Non credo... forse presentatrice.


----------



## kreiner

Antes de que empecemos a disparar cosas al albur, ¿te refieres a taquillera como adjetivo que califica a la película o a la señora que vende en la taquilla?


----------



## infinite sadness

scorpio1984 said:


> Ciao a tutti!
> 
> 
> Ho bisogno di sapere come si dice "taquillera" in italiano per scriverlo nel mio CV:     "..... nel Festivale Internazionale di Cinema di Sitges '10"
> 
> 
> grazie tante!!!
> 
> 
> Marta


Dovresti spiegare che tipo di lavoro è.
Potrebbe essere receptionist (questa è una parola che sta anche nei dizionari italiani).


----------



## Tomby

scorpio1984 said:


> Ciao a tutti!
> 
> 
> Ho bisogno di sapere come si dice "taquillera" in italiano per scriverlo nel mio CV: "..... nel Festivale Internazionale di Cinema di Sitges '10"
> 
> 
> grazie tante!!!
> 
> 
> Marta


Credo che sia *bigliettaia* (lavora nel botteghino) o *maschera* (lavora nella platea).


----------



## Neuromante

Tombatossals said:


> Credo che sia *bigliettaia* (lavora nel botteghino) o *maschera* (lavora nella platea).

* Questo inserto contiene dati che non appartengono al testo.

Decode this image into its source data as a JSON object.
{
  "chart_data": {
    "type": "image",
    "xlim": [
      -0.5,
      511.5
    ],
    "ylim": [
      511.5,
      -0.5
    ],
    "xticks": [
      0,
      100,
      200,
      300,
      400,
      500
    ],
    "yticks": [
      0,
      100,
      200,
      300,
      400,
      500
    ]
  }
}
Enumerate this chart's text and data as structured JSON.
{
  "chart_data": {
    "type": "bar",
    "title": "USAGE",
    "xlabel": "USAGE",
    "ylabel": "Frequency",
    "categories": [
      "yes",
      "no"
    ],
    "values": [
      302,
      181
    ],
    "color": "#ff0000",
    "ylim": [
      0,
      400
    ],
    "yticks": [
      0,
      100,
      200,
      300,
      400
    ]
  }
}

*Senza dubbio "bigliettaia"* Non c´è altra opzione: "Taquillera" è la signora che vende i biglieti allo sportelo

Tranne che tu volessi scrivere nell tuo CV che sei di "grande succeso"


----------



## Fury1985

Non può essere semplicemente "cassiera" ?


----------



## Neuromante

La "cassiera" es la encargada de cobrar los productos en la caja de las tiendas, se traduce al español como "cajera"


----------



## Massimo_m

Fury1985 said:


> Non può essere semplicemente "cassiera" ?

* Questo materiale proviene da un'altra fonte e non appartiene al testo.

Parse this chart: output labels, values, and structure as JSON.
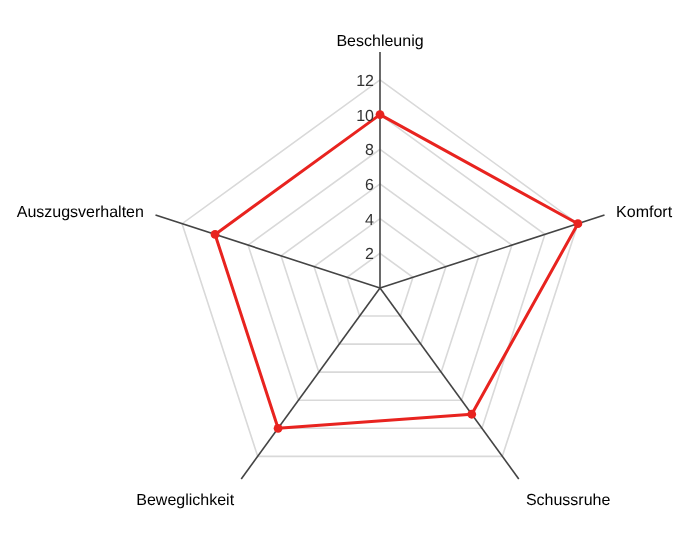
{
  "chart_data": {
    "type": "radar",
    "categories": [
      "Beschleunig",
      "Komfort",
      "Schussruhe",
      "Beweglichkeit",
      "Auszugsverhalten"
    ],
    "series": [
      {
        "color": "#e8231f",
        "values": [
          10,
          12,
          9,
          10,
          10
        ]
      }
    ],
    "ylim": [
      0,
      12
    ],
    "yticks": [
      2,
      4,
      6,
      8,
      10,
      12
    ],
    "grid": true,
    "marker": "circle"
  }
}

Si,in italiano si dice comunemente anche "cassiera del cinema". Il prosieguo della frase chiarisce che parliamo di cinema, quindi puoi usare indifferentemente  "bigliettaia" o "cassiera".


----------



## la_rubia

ma "bigliettaia" è bruttissimo da inserire in un cv...secondo me è molto meglio cassiera!


----------



## ursu-lab

Quoto! O qualcosa tipo "addetta all'ingresso spettatori", visto che si tratta di un *festival* del cinema (e non di un semplice cinema) piuttosto importante nel suo settore. 
E poi "addetta a" fa sempre la sua bella figura


----------



## ninux

Ursula, concordo con te!


----------



## ninux

scorpio1984 said:


> Ciao a tutti!
> 
> 
> Ho bisogno di sapere come si dice "taquillera" in italiano per scriverlo nel mio CV:     "..... nel Festivale Internazionale di Cinema di Sitges '10"
> 
> 
> grazie tante!!!
> 
> 
> Marta



ma, credo che la e in più sia stata una svista... Nel cv sarebbe meglio evitarlo.

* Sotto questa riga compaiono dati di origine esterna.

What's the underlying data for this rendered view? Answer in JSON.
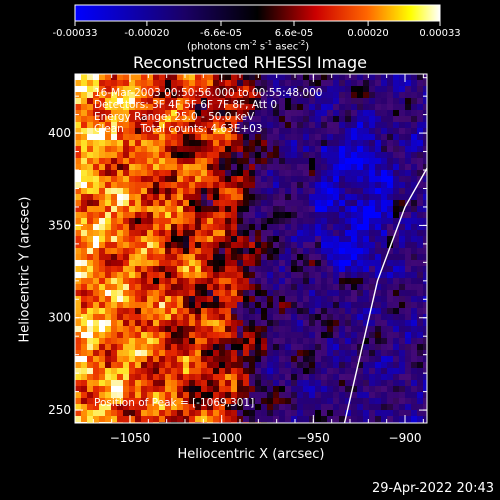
{
  "colorbar": {
    "ticks": [
      "-0.00033",
      "-0.00020",
      "-6.6e-05",
      "6.6e-05",
      "0.00020",
      "0.00033"
    ],
    "units_prefix": "(photons cm",
    "units_sup1": "-2",
    "units_mid1": " s",
    "units_sup2": "-1",
    "units_mid2": " asec",
    "units_sup3": "-2",
    "units_suffix": ")",
    "range": [
      -0.00033,
      0.00033
    ],
    "colors": [
      "#0000ff",
      "#000000",
      "#ff0000",
      "#ffff00",
      "#ffffff"
    ]
  },
  "chart_data": {
    "type": "heatmap",
    "title": "Reconstructed RHESSI Image",
    "xlabel": "Heliocentric X (arcsec)",
    "ylabel": "Heliocentric Y (arcsec)",
    "xlim": [
      -1080,
      -888
    ],
    "ylim": [
      243,
      432
    ],
    "xticks": [
      {
        "v": -1050,
        "label": "−1050"
      },
      {
        "v": -1000,
        "label": "−1000"
      },
      {
        "v": -950,
        "label": "−950"
      },
      {
        "v": -900,
        "label": "−900"
      }
    ],
    "yticks": [
      {
        "v": 250,
        "label": "250"
      },
      {
        "v": 300,
        "label": "300"
      },
      {
        "v": 350,
        "label": "350"
      },
      {
        "v": 400,
        "label": "400"
      }
    ],
    "annotations": [
      "16-Mar-2003 00:50:56.000 to 00:55:48.000",
      "Detectors: 3F 4F 5F 6F 7F 8F, Att 0",
      "Energy Range: 25.0 - 50.0 keV",
      "Clean     Total counts: 4.63E+03"
    ],
    "peak_label": "Position of Peak = [-1069,301]",
    "peak": [
      -1069,
      301
    ],
    "limb_points": [
      [
        -933,
        243
      ],
      [
        -915,
        320
      ],
      [
        -900,
        360
      ],
      [
        -888,
        381
      ]
    ],
    "grid": false
  },
  "footer": {
    "timestamp": "29-Apr-2022 20:43"
  }
}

Concordo con Ursula, e mi veniva in mente anche *hostess*


----------



## Massimo_m

ninux said:


> ma, credo che la e in più sia stata una svista... Nel cv sarebbe meglio evitarlo.
> 
> Concordo con Ursula, e mi veniva in mente anche *hostess*



Non credo che "taquillera" possa tradursi in italiano con hostess; e devo dire che anche "addetta all'ingresso spettatori" fa certo la sua bella figura, ma non corrisponde al testo di partenza. Un buon vecchio "cassiera", semplice e senza tanti arzigogoli, tutto sommato mi sembra la soluzione più calzante.
Naturalmente, io sto rispondendo a una domanda formulata nel modo seguente: come tradurreste "taquillera"? Se invece la questione è come redigere nel modo più efficace il curriculum, allora certamente le soluzioni "hostess" o "addetta a ..." sono molto più adatte


----------